The obvious comparison to Javier’s is a low-rent and cheap authentic Mexican restaurant far away from Highland Park Village. Dos Panchas on 920 South Pearl St. is the first dive that comes to my mind. When contrasting the two, I would much rather sit in the crowded, unfriendly atmosphere of Dos Panchas surrounded by the spices and salsas wafting from the kitchen than eat in the awkwardly-furnished poseur front room of Javier’s. That having been said, the two cuisines are miles apart from one another, literally and figuratively. I would not take a guest to Javier’s to show them Mexican food at its finest, but I would take someone to Javier’s if they wanted an amazing meal they won’t soon forget.

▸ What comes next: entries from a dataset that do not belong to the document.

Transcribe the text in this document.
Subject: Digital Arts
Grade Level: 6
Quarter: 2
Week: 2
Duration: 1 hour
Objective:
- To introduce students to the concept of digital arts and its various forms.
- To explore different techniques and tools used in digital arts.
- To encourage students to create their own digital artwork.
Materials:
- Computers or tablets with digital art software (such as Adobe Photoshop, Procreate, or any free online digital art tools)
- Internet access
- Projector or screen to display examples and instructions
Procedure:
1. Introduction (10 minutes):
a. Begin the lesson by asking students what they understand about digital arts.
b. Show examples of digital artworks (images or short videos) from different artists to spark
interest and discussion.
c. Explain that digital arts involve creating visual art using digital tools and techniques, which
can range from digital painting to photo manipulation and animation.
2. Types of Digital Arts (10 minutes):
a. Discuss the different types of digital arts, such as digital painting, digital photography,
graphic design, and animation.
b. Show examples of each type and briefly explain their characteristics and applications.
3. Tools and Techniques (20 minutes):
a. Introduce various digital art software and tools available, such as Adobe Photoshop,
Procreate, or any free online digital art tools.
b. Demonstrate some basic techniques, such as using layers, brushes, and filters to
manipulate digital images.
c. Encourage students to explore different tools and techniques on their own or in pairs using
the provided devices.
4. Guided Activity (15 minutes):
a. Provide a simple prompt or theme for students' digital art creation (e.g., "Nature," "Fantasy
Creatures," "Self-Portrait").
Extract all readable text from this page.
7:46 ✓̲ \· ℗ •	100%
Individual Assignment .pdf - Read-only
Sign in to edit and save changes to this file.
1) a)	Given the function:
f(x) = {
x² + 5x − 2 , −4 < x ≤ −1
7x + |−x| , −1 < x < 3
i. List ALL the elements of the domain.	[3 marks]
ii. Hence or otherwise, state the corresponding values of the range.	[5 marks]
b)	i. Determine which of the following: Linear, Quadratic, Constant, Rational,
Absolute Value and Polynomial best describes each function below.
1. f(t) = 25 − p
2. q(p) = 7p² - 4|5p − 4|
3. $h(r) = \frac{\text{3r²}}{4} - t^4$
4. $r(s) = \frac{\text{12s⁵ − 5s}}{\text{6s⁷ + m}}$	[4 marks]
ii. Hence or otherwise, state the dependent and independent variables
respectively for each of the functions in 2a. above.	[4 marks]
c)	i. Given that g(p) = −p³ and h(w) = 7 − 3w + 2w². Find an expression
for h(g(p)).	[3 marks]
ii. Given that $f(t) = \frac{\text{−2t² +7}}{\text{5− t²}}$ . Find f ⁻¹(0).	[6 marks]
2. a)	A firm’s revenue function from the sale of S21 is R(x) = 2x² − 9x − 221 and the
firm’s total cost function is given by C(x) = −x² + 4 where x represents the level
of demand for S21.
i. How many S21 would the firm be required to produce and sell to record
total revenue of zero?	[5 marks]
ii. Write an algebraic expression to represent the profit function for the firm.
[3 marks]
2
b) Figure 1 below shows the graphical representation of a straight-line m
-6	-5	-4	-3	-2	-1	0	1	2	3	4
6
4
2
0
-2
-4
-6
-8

All of that is good and well, until you reach the back rooms at Javier’s and realize that there is more than first meets the eye. While roaming through the back of the restaurant with a full stomach and a light wallet, I tripped upon a tapestry-laden private dining room seating twenty-five people. After asking, I was informed that they have three – the other two seat sixty and ten respectively. Even further in the back I found a no-funny-business cigar room. In this smoky-cool ambience, Javier’s interior decorator decided to do away with the Trader Vic’s style hanging plants and totem poles and stuck with the essentials. Beautiful wooden inlays line a full bar overlooking a smoking parlor and small cigar shop. These back rooms make all the difference in separating Javier’s from your average suburban gringo-Mex restaurant.
Looking back, I think my hall-mate may have been off base when he said it was the best Mexican food north of the border, but it certainly was the best I’ve had in Dallas so far – but then again, I am a gringo through and through.